Yesterday I visited the home of Andy and Anna Hershberger to deliver the good news that the Medina County Probate Court had at long last formally terminated the guardianship it had created over their now 12-year-old daughter, Sarah.
A government hospital, Akron Children’s Hospital, sought to establish the guardianship to take Sarah from her Amish parents and seven siblings to force chemotherapy on her, even though all signs indicated that the chemotherapy itself appeared to be killing her, was certain to sterilize her, and would no doubt permanently change her life for the worse, even if she were to survive it.
The parents objected, seeking to treat Sarah’s mild form of cancer with a less invasive alternative treatment that appeared to be succeeding. It was at that time – – June of 2013 – that one of the State’s doctors testified that absent “immediate chemotherapy” Sarah would certainly be dead within six months. The court found this evidence compelling.
As the Amish community was put in touch with the 1851 Center, court battles ensued. Ultimately, those battles resulted in protecting Andy and Anna Hershberger’s fundamental constitutional right to make important health care decision for their daughter.
Two years later, having never undergone chemotherapy, Sarah couldn’t be healthier. Court records disclosed at yesterday’s hearing indicated the following:
- “[Sarah] exhibits no symptoms of lymphoma”
- “There are no reports or indications that Sarah cannot keep up with her work or her siblings on a daily basis.”

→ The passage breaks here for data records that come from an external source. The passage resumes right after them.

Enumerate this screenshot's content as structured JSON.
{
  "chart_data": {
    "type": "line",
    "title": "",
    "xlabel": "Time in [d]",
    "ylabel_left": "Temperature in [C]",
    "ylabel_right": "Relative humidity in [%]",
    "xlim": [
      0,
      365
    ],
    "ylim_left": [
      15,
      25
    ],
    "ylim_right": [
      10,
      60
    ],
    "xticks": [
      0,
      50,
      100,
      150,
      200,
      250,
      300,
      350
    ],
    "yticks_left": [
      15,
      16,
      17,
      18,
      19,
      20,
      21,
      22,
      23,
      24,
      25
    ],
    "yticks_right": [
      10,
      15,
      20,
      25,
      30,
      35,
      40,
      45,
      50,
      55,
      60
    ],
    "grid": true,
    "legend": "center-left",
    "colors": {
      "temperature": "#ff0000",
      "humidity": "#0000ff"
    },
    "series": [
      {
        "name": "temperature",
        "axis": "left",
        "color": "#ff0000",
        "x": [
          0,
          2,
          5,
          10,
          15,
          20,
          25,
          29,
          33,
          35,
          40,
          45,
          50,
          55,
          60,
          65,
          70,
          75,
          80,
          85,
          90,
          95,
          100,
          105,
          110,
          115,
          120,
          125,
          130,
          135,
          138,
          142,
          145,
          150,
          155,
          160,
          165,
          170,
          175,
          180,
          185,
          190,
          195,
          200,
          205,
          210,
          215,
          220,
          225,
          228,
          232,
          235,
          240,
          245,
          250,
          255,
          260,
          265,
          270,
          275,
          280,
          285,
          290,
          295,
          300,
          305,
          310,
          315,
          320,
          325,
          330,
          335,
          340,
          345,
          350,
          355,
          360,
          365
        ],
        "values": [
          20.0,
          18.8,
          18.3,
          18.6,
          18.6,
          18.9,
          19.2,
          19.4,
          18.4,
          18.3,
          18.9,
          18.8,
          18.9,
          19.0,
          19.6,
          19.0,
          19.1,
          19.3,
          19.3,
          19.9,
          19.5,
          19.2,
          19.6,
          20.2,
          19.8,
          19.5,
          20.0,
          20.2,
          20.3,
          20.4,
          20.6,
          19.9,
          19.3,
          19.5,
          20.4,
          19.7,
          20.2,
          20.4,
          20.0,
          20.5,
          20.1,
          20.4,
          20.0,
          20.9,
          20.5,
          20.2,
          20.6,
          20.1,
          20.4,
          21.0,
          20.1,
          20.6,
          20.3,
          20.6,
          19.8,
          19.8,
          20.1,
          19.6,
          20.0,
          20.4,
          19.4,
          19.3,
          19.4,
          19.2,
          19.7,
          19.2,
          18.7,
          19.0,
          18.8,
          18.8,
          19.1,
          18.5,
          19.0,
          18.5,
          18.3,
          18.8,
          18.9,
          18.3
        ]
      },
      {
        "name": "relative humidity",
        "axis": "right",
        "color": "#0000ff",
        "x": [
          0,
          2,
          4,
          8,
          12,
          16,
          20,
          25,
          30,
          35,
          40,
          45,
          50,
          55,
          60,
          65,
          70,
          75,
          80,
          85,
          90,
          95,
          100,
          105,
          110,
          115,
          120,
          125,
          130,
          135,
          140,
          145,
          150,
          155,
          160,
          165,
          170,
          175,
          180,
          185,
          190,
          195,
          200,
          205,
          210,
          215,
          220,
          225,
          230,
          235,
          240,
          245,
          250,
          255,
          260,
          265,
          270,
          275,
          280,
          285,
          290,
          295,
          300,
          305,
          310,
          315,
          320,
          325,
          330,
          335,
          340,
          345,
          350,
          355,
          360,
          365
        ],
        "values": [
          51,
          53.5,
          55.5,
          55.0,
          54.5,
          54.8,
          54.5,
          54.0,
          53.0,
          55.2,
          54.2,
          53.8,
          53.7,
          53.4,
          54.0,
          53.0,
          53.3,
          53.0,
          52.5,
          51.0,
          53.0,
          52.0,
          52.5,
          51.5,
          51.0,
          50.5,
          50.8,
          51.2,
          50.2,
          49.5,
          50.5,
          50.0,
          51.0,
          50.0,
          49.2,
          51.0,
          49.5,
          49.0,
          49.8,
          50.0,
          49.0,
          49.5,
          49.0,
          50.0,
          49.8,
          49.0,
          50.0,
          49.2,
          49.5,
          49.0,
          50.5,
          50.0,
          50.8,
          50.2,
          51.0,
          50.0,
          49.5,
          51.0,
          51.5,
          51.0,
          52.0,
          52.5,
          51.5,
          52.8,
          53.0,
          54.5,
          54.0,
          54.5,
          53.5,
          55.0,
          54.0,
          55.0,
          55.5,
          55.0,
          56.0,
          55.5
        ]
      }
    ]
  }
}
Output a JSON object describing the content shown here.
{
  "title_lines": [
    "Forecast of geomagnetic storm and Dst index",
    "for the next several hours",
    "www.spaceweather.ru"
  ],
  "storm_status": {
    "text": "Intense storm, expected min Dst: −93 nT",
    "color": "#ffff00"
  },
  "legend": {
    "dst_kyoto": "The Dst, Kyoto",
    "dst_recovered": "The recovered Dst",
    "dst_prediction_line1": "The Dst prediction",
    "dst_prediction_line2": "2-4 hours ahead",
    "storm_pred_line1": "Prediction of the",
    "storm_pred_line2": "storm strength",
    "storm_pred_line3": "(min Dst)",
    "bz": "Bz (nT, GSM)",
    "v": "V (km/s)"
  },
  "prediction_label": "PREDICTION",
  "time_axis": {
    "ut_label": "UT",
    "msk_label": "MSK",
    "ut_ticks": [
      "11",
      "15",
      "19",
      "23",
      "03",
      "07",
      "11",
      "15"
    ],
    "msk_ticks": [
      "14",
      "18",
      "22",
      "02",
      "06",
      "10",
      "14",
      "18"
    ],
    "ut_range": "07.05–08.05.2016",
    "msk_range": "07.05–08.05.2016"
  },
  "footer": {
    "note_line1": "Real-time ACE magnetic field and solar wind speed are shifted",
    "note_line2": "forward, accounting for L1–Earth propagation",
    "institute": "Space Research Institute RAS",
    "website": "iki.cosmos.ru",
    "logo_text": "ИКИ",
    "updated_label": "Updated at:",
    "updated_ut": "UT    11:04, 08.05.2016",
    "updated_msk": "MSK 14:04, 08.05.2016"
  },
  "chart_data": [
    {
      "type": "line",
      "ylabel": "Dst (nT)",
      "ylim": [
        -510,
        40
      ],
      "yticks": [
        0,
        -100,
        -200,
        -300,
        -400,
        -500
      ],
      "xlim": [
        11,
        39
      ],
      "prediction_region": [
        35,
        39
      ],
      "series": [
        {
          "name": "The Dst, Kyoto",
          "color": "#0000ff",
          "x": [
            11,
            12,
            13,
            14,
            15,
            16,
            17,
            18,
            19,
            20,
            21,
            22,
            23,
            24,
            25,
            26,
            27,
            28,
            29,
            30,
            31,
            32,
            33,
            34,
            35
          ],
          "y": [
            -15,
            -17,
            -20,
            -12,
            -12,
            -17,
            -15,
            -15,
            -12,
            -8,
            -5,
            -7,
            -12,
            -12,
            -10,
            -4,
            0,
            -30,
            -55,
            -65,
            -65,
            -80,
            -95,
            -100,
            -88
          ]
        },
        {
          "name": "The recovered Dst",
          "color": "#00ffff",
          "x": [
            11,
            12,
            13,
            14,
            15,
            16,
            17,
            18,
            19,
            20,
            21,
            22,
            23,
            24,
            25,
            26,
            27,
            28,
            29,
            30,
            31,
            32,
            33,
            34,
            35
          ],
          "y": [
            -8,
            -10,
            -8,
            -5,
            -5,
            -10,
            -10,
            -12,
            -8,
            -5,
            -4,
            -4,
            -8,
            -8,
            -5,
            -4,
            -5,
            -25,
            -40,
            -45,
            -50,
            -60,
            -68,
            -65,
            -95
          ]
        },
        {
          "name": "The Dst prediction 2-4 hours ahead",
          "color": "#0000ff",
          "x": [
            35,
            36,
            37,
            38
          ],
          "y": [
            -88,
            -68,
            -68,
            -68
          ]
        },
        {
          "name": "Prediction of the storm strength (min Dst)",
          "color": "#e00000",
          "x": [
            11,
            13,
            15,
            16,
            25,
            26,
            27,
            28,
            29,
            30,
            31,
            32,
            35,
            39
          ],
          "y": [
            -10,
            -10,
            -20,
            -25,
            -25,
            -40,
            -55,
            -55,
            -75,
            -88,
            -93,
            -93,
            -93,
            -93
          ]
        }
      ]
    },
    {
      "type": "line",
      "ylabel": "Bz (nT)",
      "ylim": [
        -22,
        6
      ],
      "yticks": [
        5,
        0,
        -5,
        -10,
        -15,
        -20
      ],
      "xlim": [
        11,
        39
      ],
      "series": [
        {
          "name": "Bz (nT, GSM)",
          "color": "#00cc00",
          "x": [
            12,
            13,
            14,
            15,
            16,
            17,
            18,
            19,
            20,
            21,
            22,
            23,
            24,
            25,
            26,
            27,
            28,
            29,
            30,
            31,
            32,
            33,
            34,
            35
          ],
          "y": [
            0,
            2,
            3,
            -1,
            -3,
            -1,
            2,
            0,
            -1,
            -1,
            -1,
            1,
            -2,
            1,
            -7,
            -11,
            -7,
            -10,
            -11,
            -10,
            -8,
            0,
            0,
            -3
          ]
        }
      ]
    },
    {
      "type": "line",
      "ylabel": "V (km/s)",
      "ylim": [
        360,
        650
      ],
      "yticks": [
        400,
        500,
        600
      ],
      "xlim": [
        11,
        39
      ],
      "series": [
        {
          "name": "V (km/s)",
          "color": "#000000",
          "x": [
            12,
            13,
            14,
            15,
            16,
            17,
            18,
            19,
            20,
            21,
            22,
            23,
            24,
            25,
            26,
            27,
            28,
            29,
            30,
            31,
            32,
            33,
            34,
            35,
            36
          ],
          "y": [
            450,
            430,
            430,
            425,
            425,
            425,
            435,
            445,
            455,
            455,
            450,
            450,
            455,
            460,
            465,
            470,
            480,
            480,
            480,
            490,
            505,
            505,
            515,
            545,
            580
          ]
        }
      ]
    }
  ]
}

- “Medicine is not always right, as evidenced by Sarah’s survival in the face of ‘certainty’ she would die without treatment”
- “There is no need for Sarah’s health to be on the Court’s radar”
This case exposed the worst of the alignment between health care “experts,” Ohio’s big hospital lobby, and faulty government legislation:
- The statute at issue, still on the books, gives Ohio judges the freedom to overrule suitable parents when they hold a differing opinion as to the “best interests of the child.”
- Government hospitals put forth so-called experts to testify that there is only one way to treat a particular ailment, and that “one best way” must be imposed through forced health care, even over parents’ thoughtful objections.
- Average Ohio parents lack the resources to hire an expert doctor to rebut the so-called “expert” doctor that their government is using against them (funded by their own tax dollars). So long as government locks in “the one best treatment” by forcing all to comply with that protocol, medical innovation and experimentation will suffer.
- Fortunately for Sarah, the Amish community is not conventional, and refused to bow to government commands. We at the 1851 Center are proud to have played a role in defending suitable Ohio parents’ moral and constitutional right to make important health care decision for their children.
But this battle continues. Ohio suffers from a cavalcade of health care “experts”, eager to deprive of us of our autonomy in light of their “certainty” that they know what is best for us.
But as this now-closed saga has proven, these experts have no skin in the game, arrogantly pontificate without fear of consequences, and are in fact frequently wrong.
Ohioans cannot afford to trust their health or their children to government expertise. We have already been swept into a system whereby we are forced to fund much of what now passes for health care in our state and nation, whether we use it or not. But the matter of whether we must be forced to use it is another matter entirely.
The Ohio General Assembly – – members of which laud health care freedom, family values, and parental choice while campaigning for office – – cannot justify maintenance of Ohio’s wide-open and highly subjective “best interests of the child” test. This test allows county judges to overrule health care, educational, and other important decisions of suitable Ohio parents. Once overruled, children can be immediately seized from their homes.
In the wake of Sarah’s case, this concept came to be known as “medical kidnapping.”
The Hershberger’s case is a lesson for all of us: we’re not as smart as we think we are. Knowledge is decentralized, and when in doubt, those closest to the situation, families (and not government experts with special designations next to their names) must make life-altering decisions.
Further, Sarah’s good health bolsters the case against forced health care that we supposedly cannot live without (literally, in this case).
It is now time for Ohio legislators to protect Ohio families from wayward judges. This can be done by reforming Ohio’s unconstitutional “best interests of the child” test.
In the meantime, Ohioans must continue to question authority.